Bulletin législatif et politique 2024 – Wallonie

Extrait

Perspectives

La prohibition et ses outils ont un coût élevé. Le financement des structures policières, carcérales et judiciaires représente une part importante des dépenses publiques en matière de drogue en Europe (entre 40 et 70 % selon le pays). Autrement dit, dans la plupart des pays européens, la part dédiée à la réduction de l’offre dépasse largement celle visant à réduire la demande (Pompidou Group, 2017 ; Open Society Foundations, 2016). Depuis 2012, la Belgique consacre une part de plus en plus importante des dépenses publiques «drogues» au pilier sécurité, pour atteindre 48 % en 2021. La part dédiée à la prévention et à la réduction des risques reste résolument dérisoire et a connu une diminution pour arriver respectivement à 0,84 % et 0,23 % en 2021 (voir point 3.2).Dans un contexte prohibitionniste, la part belle des financements revient donc aux instances de contrôle et de répression. Au contraire, les dispositifs de réduction de la demande (prévention, réduction des risques et traitements adaptés) sont sous-investis, et ce, bien qu’ils comportent des avantages financiers et sanitaires non-négligeables (Open Society Foundations, 2016). Ce déséquilibre se traduit par un impact délétère de la politique actuelle sur la santé et l’intégration sociale des usager·es.

L’approche répressive est de plus en plus débattue.

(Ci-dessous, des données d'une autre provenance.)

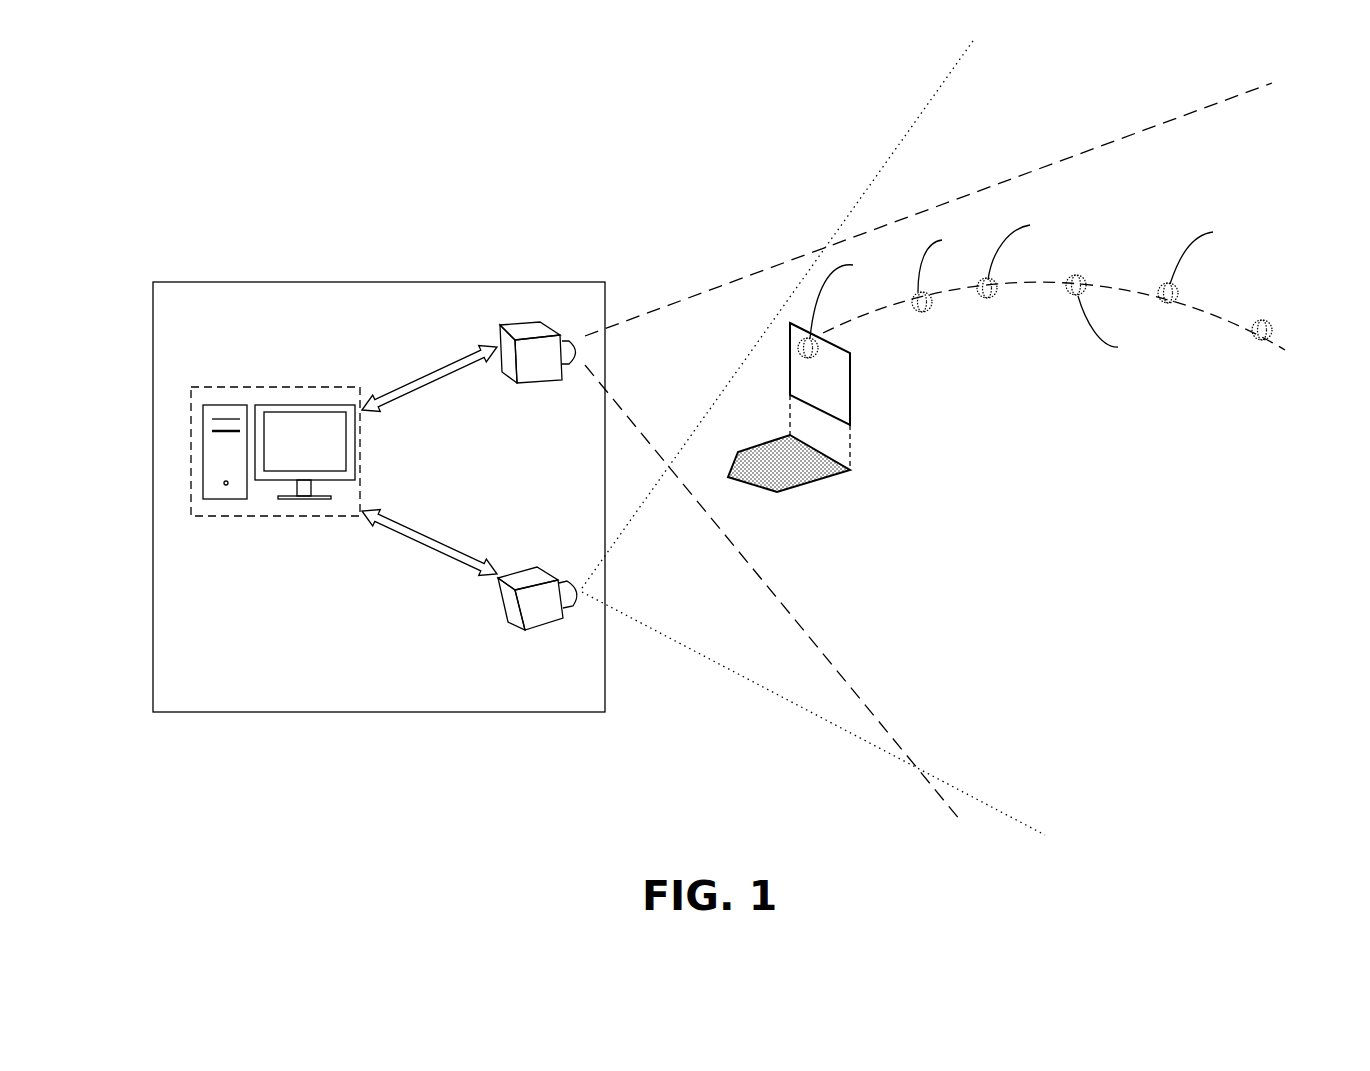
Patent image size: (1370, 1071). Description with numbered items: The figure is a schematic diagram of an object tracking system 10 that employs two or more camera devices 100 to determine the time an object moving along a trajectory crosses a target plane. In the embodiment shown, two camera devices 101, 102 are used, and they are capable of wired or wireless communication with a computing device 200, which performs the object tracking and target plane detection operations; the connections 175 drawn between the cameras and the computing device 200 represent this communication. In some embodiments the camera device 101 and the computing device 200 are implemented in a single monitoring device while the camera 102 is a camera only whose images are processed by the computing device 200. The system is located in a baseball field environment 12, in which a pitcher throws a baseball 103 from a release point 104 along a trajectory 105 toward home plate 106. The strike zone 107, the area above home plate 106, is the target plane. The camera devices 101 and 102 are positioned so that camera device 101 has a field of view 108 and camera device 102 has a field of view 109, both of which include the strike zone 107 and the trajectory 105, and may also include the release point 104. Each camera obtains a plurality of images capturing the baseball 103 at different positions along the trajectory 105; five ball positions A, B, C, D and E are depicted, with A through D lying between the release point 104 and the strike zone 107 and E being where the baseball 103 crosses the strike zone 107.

The object tracking system 10 is at (232, 282).
The baseball field environment 12 is at (663, 168).
The camera devices 100 is at (495, 242).
The camera device 101 is at (537, 383).
The camera device 102 is at (546, 628).
The baseball 103 is at (1074, 276).
The release point 104 is at (1265, 320).
The trajectory 105 is at (1117, 285).
The home plate 106 is at (775, 480).
The strike zone 107 is at (852, 400).
The field of view 108 is at (1097, 147).
The field of view 109 is at (800, 703).
The communication link 175 is at (427, 371).
The computing device 200 is at (280, 387).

Son coût élevé et son rapport coût-efficacité défavorable ne penchent évidemment pas en sa faveur. Une évaluation objective et complète des politiques prohibitionnistes requiert de tenir compte à la fois des coûts directs, des coûts indirects (c’est-à-dire la perte de productivité), et des coûts intangibles (c’est-à-dire les souffrances humaines, la perte d’années de vie en bonne santé, etc.) qu’elles impliquent. Les politiques de contrôle des drogues ont en effet des conséquences sanitaires, sociales et sécuritaires imprévues dont il faut tenir compte (Régny, Stévenot & Hogge, 2023) et qui absorbent de larges proportions de ressources humaines et économiques. Parallèlement, de plus en plus de voix s’élèvent pour dénoncer l’incompatibilité de l’approche répressive avec le respect des principes fondamentaux partagés par les sociétés démocratiques, notamment les droits humains (Pompidou Group, 2017 ; Global Commission on Drugs, 2017).

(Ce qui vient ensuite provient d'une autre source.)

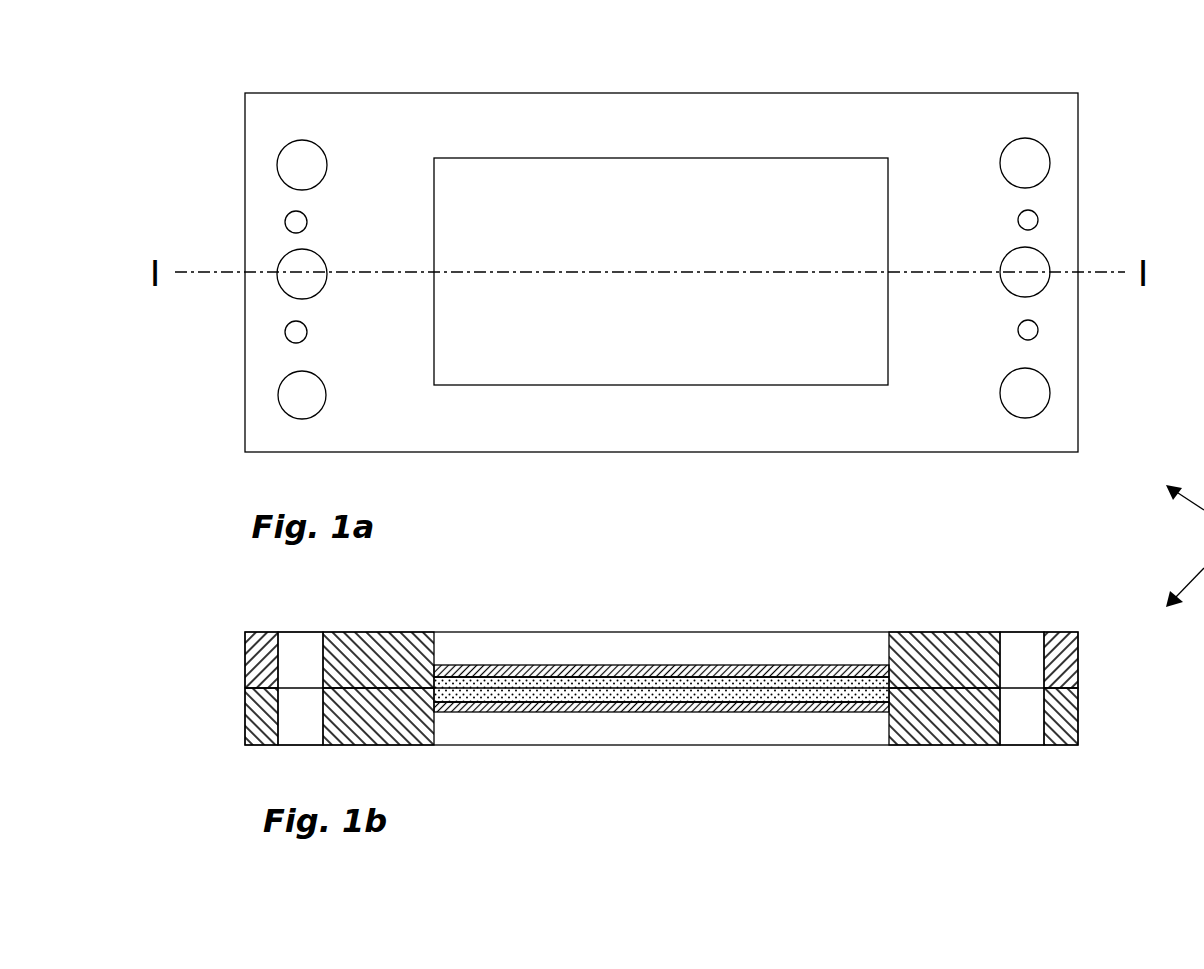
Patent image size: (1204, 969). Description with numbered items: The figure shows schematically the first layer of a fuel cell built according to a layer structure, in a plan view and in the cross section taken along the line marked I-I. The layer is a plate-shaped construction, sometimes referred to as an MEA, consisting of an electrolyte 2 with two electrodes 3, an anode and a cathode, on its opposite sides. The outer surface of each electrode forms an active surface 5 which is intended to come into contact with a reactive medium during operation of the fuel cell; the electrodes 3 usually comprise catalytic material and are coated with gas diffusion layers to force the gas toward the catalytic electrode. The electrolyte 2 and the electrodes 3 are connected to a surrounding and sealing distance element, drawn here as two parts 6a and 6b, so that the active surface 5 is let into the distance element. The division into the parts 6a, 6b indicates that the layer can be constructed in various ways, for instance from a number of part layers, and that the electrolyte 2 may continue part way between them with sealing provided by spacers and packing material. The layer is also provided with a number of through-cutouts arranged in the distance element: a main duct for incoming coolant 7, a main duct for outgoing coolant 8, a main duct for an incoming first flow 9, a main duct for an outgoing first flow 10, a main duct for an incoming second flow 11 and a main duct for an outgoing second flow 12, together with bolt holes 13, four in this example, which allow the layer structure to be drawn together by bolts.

In FIG. 1B, the electrolyte 2 is at (779, 688).
In FIG. 1B, the electrodes 3 is at (635, 678).
In FIG. 1A, the active surface 5 is at (543, 182).
In FIG. 1B, the active surface 5 is at (513, 665).
In FIG. 1B, the distance element part 6a is at (376, 645).
In FIG. 1B, the distance element part 6b is at (963, 745).
In FIG. 1A, the main duct for incoming coolant 7 is at (1033, 158).
In FIG. 1A, the main duct for outgoing coolant 8 is at (290, 395).
In FIG. 1A, the main duct for an incoming first flow 9 is at (1032, 268).
In FIG. 1B, the main duct for an incoming first flow 9 is at (1022, 643).
In FIG. 1A, the main duct for an outgoing first flow 10 is at (300, 278).
In FIG. 1B, the main duct for an outgoing first flow 10 is at (290, 712).
In FIG. 1A, the main duct for an incoming second flow 11 is at (1033, 393).
In FIG. 1A, the main duct for an outgoing second flow 12 is at (300, 157).
In FIG. 1A, the bolt holes 13 is at (1035, 212).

En Belgique francophone, les différents partis politiques semblent s’accorder à renforcer la prévention (Szoc, 2024). Les positionnements majoritairement convergents et compatibles devraient permettre d’initier des programmes ambitieux tant au niveau régional que communautaire en phase avec les demandes du secteur, telles que relayées par la plateforme Agir en prévention (De Crombrugghe, 2024). Néanmoins, ces perspectives se retrouvent confrontées à deux obstacles pour cette législature à venir. D’une part, la situation budgétaire pour le moins délicate des Régions bruxelloise et wallonne et de la Fédération Wallonie-Bruxelles, risquent de laisser peu de place au refinancement de la prévention, sans un changement profond de paradigme. D’autre part, le manque de mise en application des discours sur la prévention en termes d’investissements ambitieux et de mesures concrètes (voir point 3.2). Les dispositifs mis en place dans les écoles, au sein de la Fédération Wallonie-Bruxelles (voir point 4), illustrent ces défaillances et la nécessité d’une politique de prévention structurelle. Dans ces conditions, la prévention risque bien de rester, comme par le passé, à l’état d’annonce, face à une logique répressive bien ancrée. Les dispositifs de réduction de la demande, tels que la prévention, engendrent pourtant des retombées positives majeures en termes sanitaires, sociaux et économiques (Open Society Foundations, 2016).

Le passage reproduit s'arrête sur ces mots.